Si la certification bio, dans son cahier des charges, pose beaucoup de problèmes (en particulier sur les aspects thérapeutiques vétérinaires), le « bio » dans sa version politique revendique plutôt la capacité des gens à faire pousser leur subsistance sans s’inféoder aux industries privées, aux semences, aux intrants, aux banques, etc. et exerce une attention accrue à une lecture « systémique » des choses : ne pas défoncer son sol, ne pas défoncer les lombrics, ne pas flinguer tous les insectes, penser des synergies plantes / herbes / ions, garder des haies et futaies…) Mais bio est un terme mal adapté : il vaudrait mieux parler d’écolo-autonomie paysanne.. Mais c’est moins vendeur.
Notes
- « Petits et bourrus, les Carcaris habitent la montagne, dans les bois. Ils se nourrissent de racines et de fruits sauvages, mais il leur arrive de voler des pommes de terre dans nos champs et jardins. Tout comme pour se vêtir, puisqu’ils ne tissent pas, ils sont contraints de venir « emprunter » des vêtements humains mis à sécher sur les fils.

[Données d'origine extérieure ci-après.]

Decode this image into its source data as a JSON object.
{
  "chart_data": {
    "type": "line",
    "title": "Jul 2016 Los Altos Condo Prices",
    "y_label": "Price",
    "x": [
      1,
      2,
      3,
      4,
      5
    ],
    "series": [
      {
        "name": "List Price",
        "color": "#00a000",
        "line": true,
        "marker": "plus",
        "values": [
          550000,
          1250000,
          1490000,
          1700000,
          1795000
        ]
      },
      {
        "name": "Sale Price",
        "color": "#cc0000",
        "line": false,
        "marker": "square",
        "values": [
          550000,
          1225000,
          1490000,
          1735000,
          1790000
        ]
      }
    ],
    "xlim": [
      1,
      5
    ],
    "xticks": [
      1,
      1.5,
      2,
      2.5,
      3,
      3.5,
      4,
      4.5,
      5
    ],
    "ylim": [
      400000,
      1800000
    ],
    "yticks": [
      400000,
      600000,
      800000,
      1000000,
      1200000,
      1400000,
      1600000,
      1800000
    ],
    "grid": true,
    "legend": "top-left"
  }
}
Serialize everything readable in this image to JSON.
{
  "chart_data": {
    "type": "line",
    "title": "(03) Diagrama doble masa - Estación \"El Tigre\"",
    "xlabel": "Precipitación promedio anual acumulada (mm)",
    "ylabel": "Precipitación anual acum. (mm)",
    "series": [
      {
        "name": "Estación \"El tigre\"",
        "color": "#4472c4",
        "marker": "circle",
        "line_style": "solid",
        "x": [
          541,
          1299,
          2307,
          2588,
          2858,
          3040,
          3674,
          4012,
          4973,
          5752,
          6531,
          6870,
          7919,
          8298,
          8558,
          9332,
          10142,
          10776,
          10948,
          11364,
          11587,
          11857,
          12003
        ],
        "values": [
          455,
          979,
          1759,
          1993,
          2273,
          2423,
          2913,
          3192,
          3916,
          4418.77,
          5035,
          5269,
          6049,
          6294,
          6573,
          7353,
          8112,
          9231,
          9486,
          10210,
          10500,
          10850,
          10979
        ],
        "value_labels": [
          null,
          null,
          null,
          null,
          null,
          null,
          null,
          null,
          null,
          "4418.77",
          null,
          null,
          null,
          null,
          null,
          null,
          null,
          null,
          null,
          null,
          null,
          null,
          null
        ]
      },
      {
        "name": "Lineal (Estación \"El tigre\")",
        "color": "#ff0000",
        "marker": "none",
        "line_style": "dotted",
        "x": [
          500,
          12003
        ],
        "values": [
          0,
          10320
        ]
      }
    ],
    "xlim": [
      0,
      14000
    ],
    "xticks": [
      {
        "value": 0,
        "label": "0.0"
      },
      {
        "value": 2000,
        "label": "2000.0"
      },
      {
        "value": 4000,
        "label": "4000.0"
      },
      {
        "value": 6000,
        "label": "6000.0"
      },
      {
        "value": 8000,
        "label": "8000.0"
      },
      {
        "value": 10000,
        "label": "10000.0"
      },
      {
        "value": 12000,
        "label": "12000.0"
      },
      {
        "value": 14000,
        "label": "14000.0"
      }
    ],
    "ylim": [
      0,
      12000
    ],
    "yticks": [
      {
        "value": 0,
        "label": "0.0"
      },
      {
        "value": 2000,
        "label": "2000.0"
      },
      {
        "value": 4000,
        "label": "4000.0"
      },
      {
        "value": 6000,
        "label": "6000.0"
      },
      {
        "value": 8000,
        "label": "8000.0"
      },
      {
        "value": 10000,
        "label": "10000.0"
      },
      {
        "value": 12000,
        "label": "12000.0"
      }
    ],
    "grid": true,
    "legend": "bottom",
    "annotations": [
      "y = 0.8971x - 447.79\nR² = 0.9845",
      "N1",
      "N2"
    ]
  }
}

Par contre, les chaussures ne les intéressent pas puisqu’on les voit toujours pieds nus. Les bergers ont l’habitude d’atténuer leur soif en buvant dans les assiettes de Carcari, creux qu’on trouve dans les pierres de la région ». On peut lire ça dans , Terre de Brume, 2013.
- Deux arguments connus sont les noms de « Dent d’or de Fontenelle » et de « Dragon dans le garage ».
- Très exactement « Agriculture, fondements spirituels de la méthode bio-dynamique », 8 conférences du 7 au 16 juin 1924 à Koberwitz (Silésie) et conférence du 20 juin 1924 à Dornach, 6e édition, Éditions Anthroposophiques Romandes, 2002.
- L. Wauquiez, président du conseil régional d’Auvergne-Rhône-Alpes depuis 2016, aura été responsable d’une superbe destruction de subventions vers l’agriculture paysanne, favorisant de maintes manières l’agriculture intensive sévère telle que promue par le syndicat majoritaire, la FNSEA. Rappel : la subvention, ce n’est pas un cadeau ! C’est une compensation, en vertu d’un système inégalitaire.
Un article génial et lu avec le plus grand intérêt 😉
D’abord merci pour cet article et bravo à celleux qui y ont contribué. C’est rassurant de voir des agriculteur·rices bio critiquer sans complaisance la biodynamie, et des zététicien·es défendant l’agriculture bio paysanne et dénonçant les abus de l’agro-industrie, car c’est loin d’être toujours le cas !
L’article cerne bien le problème de la biodynamie qui décrédibilise l’agriculture bio, et crée un engrenage dangereux en tolérant une pratique non basée sur des preuves. Sur le long terme continuer à lutter contre les abus de l’agro-industrie et promouvoir un modèle plus vertueux est sans doute le meilleur moyen d’éviter la prolifération de discours « alternatifs » douteux. Cependant je ne peux m’empêcher d’avoir des réserves sur le modèle d’agriculture biologique tel qu’il se pratique actuellement.
Je précise pour le contexte que j’ai grandi dans un environnement écolo/gauche/altermondialiste, je consomme bio (et local autant que possible) depuis toujours, et je suis végétarienne depuis mes 15 ans. Mais plus je creuse et plus je suis (à mon grand désespoir) forcée de remettre en question la vision sans doute très édulcorée que j’avais du bio, et de l’écologie plus largement.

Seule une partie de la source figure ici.